Getting to the meat and cheese of this rat race, Jak X is technically not a clone of the Mario Kart series where all you're ever doing is racing and picking up weapons, and then dueling in battle modes elsewhere. Jak X has its gamers following particular fundamentals through each running in order to win four cup trophies, each trophy segment being sectioned off into multiple breeds of racing. Naturally, you'll face off in standard circuit laps, meaning you'll have to be the first one to the finish line by blasting fools left and right while being the faster. But then there's a larger mixture of gameplay headings, from deathraces (gun down as many drone cars as you can), to fetch quests (boost across wide-open grounds to be the first to nab all the artifacts), and a freeze rally (stall the clock as much as possible by touching as many freeze points as you can). Along with each game type are pick-ups peppered along the track of health, weapons, turbos, and traps that increase Jak's overall performance pertaining to the item used most. Projecting weapon rounds the first time may be bullets. Do it again, he'll get missiles. Doing it again, and by now the rounds will evolve into homing missiles. In addition to the fairly entertaining nature of single player, two-player cooperative offline and six-player networking matches are waiting, which includes just about everything you'd experience in single player, now online. Sadly though, after two years there aren't many people still Crash-ing and Jak-ing their vehicles in this parking structure anymore.
As fun as it is to watch the characters in action throughout the cartoonish story, this time Jak and everyone around him are racing. In gameplay terms, the majority of detail all rests behind the wheel. Most of the time you'll view Jak and Daxter (appropriately clinging for dear life on the shoulders of a dune buggy) in their ride, driving through the aforementioned settings of snow, sand, city, and more, lined up with some interesting passages (roads that lead sideways into caverns, electrical signs that present a camera view of the action, etc.). With racing courses so epic, the game does get you wondering sometimes how much longer all the pitching of missiles, the deflecting/setting of traps, and the blue-burning turbos you'll need to edge through to get to the finish. But, at least the dune buggies are each modeled with glossy shimmer, cultivated textures (all the pieces pop out at you), and destructive endings that make you want to see them again from the start. Seriously, Jak X not only does a stupendous job at modeling its rides, it goes to great lengths at wrecking them too -- with all the flipping, skidding, environmental eviscerations, and the noticeable peeling off of individual pieces as the dune buggy begins to crumble and flame up into a smoldering hunk of waste.

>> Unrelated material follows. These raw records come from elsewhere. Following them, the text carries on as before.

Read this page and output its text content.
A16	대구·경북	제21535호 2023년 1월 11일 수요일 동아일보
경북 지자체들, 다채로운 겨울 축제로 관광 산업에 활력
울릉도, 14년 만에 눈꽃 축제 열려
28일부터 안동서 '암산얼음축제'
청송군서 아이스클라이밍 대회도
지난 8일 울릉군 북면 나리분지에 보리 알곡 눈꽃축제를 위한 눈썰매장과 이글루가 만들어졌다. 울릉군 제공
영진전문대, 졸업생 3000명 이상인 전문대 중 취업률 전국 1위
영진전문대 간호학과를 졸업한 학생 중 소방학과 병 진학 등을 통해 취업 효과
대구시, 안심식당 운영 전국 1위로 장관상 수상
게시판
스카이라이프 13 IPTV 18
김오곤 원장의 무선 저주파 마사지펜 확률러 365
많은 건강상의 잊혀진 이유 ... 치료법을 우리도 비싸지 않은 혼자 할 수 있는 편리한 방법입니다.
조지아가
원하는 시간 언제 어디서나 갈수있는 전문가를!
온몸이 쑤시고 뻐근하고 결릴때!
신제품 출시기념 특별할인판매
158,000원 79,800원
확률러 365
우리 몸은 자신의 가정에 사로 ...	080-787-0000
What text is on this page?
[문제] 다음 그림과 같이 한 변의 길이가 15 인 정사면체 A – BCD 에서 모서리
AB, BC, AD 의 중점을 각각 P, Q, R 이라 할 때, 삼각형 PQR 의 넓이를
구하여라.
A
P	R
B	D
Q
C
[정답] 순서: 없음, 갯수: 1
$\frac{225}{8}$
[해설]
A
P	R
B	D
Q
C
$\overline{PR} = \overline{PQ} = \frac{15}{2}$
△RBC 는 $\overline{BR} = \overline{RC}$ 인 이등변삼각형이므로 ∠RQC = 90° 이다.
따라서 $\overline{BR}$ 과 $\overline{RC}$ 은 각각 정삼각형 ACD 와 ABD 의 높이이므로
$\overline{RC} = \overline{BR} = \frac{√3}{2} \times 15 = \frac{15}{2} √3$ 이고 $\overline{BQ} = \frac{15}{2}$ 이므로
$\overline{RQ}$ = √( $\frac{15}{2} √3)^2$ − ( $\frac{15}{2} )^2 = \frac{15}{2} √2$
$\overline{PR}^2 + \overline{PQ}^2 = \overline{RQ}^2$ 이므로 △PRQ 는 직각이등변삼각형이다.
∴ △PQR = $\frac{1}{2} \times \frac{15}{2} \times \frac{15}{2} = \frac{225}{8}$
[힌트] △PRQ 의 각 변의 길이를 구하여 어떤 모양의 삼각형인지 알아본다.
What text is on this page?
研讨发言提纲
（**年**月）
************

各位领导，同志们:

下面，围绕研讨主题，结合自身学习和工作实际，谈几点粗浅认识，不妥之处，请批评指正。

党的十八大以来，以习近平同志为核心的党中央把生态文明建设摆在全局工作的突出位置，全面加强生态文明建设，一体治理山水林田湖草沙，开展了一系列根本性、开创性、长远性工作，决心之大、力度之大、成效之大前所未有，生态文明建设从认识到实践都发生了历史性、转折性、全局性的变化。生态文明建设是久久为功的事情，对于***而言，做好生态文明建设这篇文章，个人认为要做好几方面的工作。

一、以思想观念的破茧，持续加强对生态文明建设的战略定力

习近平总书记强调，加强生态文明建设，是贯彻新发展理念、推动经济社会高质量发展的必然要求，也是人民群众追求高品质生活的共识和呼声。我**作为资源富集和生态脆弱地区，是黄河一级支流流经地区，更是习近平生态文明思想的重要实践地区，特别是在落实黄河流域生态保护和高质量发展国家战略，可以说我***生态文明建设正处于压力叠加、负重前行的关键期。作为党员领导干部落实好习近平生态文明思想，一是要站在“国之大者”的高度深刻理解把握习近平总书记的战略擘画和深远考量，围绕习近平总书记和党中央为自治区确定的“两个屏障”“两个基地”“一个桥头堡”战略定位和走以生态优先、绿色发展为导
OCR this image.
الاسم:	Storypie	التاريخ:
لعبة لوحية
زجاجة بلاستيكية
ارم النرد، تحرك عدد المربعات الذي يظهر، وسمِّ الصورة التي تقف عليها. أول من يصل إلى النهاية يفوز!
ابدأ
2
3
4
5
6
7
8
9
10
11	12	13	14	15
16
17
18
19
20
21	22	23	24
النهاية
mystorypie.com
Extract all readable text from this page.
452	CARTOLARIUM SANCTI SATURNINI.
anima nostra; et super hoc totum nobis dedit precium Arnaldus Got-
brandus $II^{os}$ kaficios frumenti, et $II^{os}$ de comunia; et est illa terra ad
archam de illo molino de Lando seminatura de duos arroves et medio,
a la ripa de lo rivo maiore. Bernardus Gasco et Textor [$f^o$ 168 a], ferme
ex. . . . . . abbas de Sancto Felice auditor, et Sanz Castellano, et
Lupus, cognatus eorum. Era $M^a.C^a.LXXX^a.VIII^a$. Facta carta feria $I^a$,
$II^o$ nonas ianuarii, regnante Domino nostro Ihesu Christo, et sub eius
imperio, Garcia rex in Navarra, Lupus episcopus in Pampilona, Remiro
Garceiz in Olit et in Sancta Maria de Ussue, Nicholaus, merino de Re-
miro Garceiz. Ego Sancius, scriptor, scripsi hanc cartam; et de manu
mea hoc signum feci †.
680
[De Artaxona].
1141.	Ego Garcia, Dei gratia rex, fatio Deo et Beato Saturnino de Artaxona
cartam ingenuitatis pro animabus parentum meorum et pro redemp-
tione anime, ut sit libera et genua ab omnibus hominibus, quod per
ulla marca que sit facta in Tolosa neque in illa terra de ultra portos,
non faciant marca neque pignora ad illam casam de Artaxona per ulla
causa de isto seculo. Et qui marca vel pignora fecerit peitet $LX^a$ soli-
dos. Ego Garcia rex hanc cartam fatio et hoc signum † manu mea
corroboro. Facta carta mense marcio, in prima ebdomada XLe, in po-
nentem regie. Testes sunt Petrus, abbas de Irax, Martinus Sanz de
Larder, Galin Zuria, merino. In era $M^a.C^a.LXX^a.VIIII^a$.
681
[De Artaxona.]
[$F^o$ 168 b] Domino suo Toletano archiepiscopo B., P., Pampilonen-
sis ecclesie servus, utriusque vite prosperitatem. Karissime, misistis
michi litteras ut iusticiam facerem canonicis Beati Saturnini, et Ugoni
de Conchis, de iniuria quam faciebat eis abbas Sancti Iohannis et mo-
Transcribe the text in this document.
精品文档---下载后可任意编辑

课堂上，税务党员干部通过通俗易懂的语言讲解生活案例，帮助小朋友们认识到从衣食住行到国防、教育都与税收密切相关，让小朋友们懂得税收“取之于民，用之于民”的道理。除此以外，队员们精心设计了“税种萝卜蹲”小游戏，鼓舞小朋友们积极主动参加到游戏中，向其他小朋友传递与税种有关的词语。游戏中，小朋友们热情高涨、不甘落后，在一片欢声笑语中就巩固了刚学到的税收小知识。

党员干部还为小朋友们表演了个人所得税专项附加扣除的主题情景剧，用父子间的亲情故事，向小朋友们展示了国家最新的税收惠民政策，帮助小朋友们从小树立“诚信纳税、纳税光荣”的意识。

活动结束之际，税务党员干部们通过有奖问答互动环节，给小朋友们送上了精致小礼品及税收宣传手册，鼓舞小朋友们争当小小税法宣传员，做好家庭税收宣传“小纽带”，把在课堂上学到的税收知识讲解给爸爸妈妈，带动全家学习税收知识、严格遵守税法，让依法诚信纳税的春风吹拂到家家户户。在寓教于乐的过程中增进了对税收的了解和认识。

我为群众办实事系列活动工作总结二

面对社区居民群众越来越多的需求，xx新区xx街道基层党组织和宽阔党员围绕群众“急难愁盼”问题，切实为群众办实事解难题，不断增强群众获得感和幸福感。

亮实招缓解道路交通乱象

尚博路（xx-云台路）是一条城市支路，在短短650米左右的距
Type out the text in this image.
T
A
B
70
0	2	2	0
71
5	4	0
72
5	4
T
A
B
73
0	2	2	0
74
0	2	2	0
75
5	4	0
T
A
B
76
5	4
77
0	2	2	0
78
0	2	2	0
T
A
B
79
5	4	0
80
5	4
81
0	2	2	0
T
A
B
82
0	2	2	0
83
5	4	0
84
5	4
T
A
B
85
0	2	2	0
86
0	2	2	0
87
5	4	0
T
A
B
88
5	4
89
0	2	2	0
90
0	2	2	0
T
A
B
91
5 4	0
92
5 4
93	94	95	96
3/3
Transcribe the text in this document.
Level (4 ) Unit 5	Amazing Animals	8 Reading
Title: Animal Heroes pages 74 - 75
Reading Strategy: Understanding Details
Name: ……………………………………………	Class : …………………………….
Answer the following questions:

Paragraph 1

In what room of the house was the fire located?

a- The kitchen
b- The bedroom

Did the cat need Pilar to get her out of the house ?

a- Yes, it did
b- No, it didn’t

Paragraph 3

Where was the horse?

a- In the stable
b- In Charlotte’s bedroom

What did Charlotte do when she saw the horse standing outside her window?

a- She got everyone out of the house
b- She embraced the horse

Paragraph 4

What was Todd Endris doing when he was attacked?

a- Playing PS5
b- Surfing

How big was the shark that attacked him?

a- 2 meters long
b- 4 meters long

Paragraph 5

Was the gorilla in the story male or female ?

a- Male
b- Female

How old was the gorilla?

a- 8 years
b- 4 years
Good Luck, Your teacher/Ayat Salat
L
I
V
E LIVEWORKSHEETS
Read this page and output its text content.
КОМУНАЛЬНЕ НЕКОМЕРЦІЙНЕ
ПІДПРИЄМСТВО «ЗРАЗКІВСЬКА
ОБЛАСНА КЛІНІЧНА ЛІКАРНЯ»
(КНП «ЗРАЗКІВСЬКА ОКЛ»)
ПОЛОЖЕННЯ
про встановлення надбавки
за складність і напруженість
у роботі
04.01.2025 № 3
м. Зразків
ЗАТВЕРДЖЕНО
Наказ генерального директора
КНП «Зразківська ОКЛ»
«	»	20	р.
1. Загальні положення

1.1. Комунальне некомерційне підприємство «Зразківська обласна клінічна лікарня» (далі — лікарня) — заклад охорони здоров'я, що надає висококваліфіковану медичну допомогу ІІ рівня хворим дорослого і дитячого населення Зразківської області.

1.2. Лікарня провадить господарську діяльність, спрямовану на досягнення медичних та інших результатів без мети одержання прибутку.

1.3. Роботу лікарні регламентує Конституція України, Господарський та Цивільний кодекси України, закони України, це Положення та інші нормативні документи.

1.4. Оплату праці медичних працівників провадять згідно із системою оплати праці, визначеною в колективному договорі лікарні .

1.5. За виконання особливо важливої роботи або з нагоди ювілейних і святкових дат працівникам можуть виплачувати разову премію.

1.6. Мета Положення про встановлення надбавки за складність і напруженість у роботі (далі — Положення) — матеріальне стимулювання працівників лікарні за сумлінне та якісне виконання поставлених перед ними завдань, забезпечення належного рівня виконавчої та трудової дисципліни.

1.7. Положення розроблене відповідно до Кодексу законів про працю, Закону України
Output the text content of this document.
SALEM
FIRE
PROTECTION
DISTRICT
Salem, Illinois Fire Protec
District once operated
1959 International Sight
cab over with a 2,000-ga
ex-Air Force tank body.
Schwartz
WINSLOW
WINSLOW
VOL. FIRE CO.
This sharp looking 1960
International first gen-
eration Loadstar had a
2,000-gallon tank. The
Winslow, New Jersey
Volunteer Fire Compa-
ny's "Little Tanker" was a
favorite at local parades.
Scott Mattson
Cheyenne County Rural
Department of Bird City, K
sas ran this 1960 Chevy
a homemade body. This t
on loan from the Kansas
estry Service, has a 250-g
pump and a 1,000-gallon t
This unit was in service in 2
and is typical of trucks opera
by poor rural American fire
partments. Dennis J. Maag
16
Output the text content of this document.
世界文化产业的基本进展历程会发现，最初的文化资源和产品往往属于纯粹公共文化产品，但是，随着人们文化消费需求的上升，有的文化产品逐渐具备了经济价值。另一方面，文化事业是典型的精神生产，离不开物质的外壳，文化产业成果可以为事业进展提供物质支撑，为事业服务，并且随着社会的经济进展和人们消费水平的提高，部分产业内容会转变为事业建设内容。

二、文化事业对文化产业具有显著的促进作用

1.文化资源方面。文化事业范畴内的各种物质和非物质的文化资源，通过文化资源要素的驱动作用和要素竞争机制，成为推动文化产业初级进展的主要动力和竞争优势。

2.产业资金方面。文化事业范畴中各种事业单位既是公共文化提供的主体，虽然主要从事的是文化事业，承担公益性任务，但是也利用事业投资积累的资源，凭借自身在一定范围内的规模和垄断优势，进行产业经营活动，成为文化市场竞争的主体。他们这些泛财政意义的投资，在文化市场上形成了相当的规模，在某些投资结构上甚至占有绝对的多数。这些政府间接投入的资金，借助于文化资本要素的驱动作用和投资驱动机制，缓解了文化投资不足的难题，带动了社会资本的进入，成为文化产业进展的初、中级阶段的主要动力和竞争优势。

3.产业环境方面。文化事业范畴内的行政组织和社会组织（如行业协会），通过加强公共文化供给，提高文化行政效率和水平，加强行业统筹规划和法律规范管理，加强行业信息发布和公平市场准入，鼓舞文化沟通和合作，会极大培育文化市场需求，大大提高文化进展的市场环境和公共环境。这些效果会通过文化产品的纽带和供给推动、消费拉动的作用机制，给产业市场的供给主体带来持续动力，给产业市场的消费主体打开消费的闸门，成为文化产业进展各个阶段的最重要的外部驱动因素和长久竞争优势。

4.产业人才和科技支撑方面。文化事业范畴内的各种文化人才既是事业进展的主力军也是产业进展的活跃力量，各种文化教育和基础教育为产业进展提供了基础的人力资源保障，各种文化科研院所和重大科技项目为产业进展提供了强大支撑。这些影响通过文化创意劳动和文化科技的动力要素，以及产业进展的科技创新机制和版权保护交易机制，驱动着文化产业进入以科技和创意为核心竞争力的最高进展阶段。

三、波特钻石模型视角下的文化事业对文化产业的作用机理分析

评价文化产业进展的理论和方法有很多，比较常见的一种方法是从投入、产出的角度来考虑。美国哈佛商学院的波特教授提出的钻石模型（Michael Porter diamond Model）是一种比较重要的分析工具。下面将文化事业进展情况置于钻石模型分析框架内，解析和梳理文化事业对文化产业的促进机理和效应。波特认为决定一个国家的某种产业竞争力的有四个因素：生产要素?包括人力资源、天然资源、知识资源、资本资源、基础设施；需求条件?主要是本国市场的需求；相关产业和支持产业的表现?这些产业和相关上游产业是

Like always, Jak and company are not the type to disappoint visually.
Jak X finds its returning cast of familiar vocals from Jak's biting wit, to Daxter's daring-to-yellowbelly attitude that stirs a laughing riot, and even a couple of new faces like the British-accented offspring to Krew, the curvaceous and bodacious Rayn. So when you have a bunch of cool and humorous cats as Jak and Daxter are in the driver seat, you probably like to listen to something that raises the rate of your adrenaline. That's where Jak X's soundtrack has on hand original rocking selections that are loud and enjoyable enough, as to fit in with the game's chaotic assemblages. You could also bundle the explosive sound effects right in there too, with all the bursting of vehicles, cruising of missiles, and flaming of turbo engines that speed up Jak's wall-slamming and air-climbing advances.